HOMOLOGOUS HELICAL JETS: OBSERVATIONS BY IRIS, SDO, AND HINODE AND MAGNETIC MODELING WITH DATA-DRIVEN SIMULATIONS

• Published in: The Astrophysical journal Vol. 801; no. 2; pp. 1 - 13
• Main Authors: Cheung, Mark C. M., Pontieu, B. De, Tarbell, T. D., Fu, Y., Tian, H., Testa, P., Reeves, K. K., Martínez-Sykora, J., Boerner, P., Wülser, J. P., Lemen, J., Title, A. M., Hurlburt, N., Kleint, L., Kankelborg, C., Jaeggli, S., Golub, L., McKillop, S., Saar, S., Carlsson, M., Hansteen, V.
• Format: Journal Article
• Language: English; Norwegian
• Published: United States The American Astronomical Society 10.03.2015; University of Chicago Press
• Subjects: ASTROPHYSICS, COSMOLOGY AND ASTRONOMY; CHROMOSPHERE; COMPARATIVE EVALUATIONS; Computer simulation; Doppler effect; EMISSION SPECTRA; FAR ULTRAVIOLET RADIATION; Helical; JETS; MAGNETIC FIELDS; PHOTOSPHERE; PLASMA; Porosity; Solar observatories; SPACE VEHICLES; SUN; Sun: atmosphere; Sun: chromosphere; Sun: corona; Sun: photosphere; Sun: transition region; TIME DEPENDENCE; TOPOLOGY; VELOCITY
• ISSN: 0004-637X; 1538-4357
• DOI: 10.1088/0004-637X/801/2/83

ABSTRACT We report on observations of recurrent jets by instruments on board the Interface Region Imaging Spectrograph, Solar Dynamics Observatory (SDO), and Hinode spacecraft. Over a 4 hr period on 2013 July 21, recurrent coronal jets were observed to emanate from NOAA Active Region 11793. Far-ultraviolet spectra probing plasma at transition region temperatures show evidence of oppositely directed flows with components reaching Doppler velocities of 100 km s−1. Raster Doppler maps using a Si iv transition region line show all four jets to have helical motion of the same sense.
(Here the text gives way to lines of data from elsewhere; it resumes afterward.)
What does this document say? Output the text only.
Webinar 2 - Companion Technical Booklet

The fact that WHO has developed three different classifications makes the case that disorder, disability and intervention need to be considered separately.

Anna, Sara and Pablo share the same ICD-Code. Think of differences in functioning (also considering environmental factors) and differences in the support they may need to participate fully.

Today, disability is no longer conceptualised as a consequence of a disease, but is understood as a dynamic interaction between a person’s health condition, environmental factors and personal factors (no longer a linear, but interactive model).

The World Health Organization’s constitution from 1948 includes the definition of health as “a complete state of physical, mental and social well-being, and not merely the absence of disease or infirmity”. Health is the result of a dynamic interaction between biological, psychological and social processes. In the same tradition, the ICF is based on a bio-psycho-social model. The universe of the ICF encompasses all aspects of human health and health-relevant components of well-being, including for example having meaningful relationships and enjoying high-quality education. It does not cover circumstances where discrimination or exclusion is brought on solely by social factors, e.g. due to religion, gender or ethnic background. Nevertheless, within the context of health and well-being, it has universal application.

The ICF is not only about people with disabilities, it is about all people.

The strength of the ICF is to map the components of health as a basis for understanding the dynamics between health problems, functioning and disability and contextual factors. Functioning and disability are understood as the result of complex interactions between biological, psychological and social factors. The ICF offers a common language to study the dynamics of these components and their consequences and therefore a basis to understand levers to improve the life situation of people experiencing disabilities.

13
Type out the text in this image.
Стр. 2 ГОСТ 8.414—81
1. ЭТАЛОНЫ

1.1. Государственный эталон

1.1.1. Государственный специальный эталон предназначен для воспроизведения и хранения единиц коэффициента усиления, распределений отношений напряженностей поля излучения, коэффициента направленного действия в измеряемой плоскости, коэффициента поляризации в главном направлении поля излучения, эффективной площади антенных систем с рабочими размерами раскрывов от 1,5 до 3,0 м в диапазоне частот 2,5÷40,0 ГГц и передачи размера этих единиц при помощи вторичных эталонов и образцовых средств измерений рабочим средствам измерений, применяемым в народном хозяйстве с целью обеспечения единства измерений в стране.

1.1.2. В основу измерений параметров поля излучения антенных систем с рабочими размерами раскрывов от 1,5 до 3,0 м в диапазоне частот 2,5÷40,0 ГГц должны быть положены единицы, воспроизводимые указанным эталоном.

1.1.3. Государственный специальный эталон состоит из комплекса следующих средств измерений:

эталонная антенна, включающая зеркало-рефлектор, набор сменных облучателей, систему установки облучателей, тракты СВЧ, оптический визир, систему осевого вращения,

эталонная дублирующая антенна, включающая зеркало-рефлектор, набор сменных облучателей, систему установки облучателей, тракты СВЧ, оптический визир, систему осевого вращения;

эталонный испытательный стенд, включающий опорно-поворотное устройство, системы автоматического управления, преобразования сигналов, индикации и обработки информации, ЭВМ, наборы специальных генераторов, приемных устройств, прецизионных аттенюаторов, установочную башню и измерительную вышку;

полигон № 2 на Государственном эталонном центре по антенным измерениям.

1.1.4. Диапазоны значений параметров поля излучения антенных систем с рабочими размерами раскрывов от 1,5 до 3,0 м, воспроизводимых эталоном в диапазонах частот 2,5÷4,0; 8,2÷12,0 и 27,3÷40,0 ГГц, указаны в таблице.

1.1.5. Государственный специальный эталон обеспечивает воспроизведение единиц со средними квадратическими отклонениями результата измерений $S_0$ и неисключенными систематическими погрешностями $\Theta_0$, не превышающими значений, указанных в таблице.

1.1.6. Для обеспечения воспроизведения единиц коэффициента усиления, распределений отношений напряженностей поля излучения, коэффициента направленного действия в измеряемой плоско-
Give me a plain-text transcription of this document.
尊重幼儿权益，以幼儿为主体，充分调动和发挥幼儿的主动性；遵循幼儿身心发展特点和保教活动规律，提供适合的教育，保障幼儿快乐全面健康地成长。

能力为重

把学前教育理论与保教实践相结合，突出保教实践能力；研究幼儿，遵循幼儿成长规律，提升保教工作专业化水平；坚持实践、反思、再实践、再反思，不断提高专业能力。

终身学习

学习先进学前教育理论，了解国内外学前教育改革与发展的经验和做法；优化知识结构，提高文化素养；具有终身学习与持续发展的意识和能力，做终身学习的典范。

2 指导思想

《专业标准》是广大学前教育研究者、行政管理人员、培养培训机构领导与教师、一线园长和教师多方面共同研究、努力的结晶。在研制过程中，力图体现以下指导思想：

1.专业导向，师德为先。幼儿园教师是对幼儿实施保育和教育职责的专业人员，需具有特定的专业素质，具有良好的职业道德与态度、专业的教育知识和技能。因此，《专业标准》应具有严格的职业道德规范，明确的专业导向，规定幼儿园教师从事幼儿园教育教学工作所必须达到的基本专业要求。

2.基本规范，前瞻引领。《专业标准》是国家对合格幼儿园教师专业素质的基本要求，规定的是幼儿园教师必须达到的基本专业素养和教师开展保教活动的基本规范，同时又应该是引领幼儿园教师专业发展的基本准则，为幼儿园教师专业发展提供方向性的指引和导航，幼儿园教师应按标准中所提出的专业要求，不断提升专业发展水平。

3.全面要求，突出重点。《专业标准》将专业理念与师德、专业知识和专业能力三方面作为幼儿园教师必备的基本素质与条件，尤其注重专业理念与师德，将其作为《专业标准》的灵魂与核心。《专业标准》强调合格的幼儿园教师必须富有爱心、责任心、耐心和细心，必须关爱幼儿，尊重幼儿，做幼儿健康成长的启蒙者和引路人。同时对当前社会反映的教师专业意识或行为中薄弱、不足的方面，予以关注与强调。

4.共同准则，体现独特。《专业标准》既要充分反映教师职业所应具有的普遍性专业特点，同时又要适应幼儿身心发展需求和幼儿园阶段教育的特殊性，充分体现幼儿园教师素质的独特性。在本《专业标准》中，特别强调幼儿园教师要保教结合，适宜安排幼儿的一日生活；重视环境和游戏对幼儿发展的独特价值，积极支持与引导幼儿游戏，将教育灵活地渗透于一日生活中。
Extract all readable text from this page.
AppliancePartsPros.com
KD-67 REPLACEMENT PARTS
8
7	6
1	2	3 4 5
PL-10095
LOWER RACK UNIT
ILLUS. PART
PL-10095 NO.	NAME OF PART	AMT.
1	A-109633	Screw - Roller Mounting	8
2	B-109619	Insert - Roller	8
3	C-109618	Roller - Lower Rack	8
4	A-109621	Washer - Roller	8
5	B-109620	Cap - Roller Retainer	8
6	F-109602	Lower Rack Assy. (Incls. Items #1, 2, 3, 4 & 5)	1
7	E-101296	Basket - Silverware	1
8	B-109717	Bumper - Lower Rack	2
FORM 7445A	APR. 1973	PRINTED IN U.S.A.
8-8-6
Simultaneous observations of the region by SDO and Hinode show that the jets emanate from a source region comprising a pore embedded in the interior of a supergranule. The parasitic pore has opposite polarity flux compared to the surrounding network field. This leads to a spine-fan magnetic topology in the coronal field that is amenable to jet formation. Time-dependent data-driven simulations are used to investigate the underlying drivers for the jets. These numerical experiments show that the emergence of current-carrying magnetic field in the vicinity of the pore supplies the magnetic twist needed for recurrent helical jet formation.